Başkalaşma, edebiyat ve sanat arasındaki ilişki açısından önemli bir kavramdır. Edebiyat ve sanat, toplumsal ve kültürel değişimleri göstermek için sıklıkla kullanılan araçlardır. Edebiyat ve sanat aracılığıyla, toplumun kültürüyle, düşünceleriyle ve değerleriyle ilgili değişiklikleri tanımlayabiliriz.
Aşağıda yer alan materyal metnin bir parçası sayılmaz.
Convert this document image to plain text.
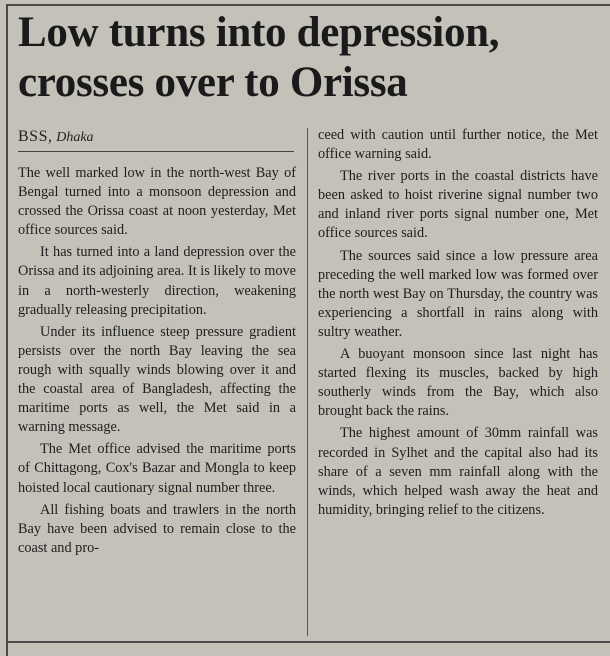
Low turns into depression,
crosses over to Orissa
BSS, Dhaka

The well marked low in the north-west Bay of Bengal turned into a monsoon depression and crossed the Orissa coast at noon yesterday, Met office sources said.

It has turned into a land depression over the Orissa and its adjoining area. It is likely to move in a north-westerly direction, weakening gradually releasing precipitation.

Under its influence steep pressure gradient persists over the north Bay leaving the sea rough with squally winds blowing over it and the coastal area of Bangladesh, affecting the maritime ports as well, the Met said in a warning message.

The Met office advised the maritime ports of Chittagong, Cox's Bazar and Mongla to keep hoisted local cautionary signal number three.

All fishing boats and trawlers in the north Bay have been advised to remain close to the coast and pro-

ceed with caution until further notice, the Met office warning said.

The river ports in the coastal districts have been asked to hoist riverine signal number two and inland river ports signal number one, Met office sources said.

The sources said since a low pressure area preceding the well marked low was formed over the north west Bay on Thursday, the country was experiencing a shortfall in rains along with sultry weather.

A buoyant monsoon since last night has started flexing its muscles, backed by high southerly winds from the Bay, which also brought back the rains.

The highest amount of 30mm rainfall was recorded in Sylhet and the capital also had its share of a seven mm rainfall along with the winds, which helped wash away the heat and humidity, bringing relief to the citizens.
Özellikle, edebiyat ve sanatın üretiminde kullanılan dil, kültürel başkalaşmanın önemli bir parçasıdır.
Edebiyat ve sanat aracılığıyla başkalaşmanın, toplumsal ve kültürel değişimi göstermesi, birçok farklı kültür arasındaki iletişimin gelişmesine ve kültürel karşılıklılığın artmasına yardımcı olur. Edebiyat ve sanat aracılığıyla başkalaşma, tarihsel ve kültürel değişimlerin anlaşılmasına ve toplumsal farklılıkların kabulüne katkıda bulunur. Bu nedenle, edebiyat ve sanat aracılığıyla başkalaşma, kültürel farklılıkların anlaşılması ve kültürel uyumun sağlanması için çok önemlidir.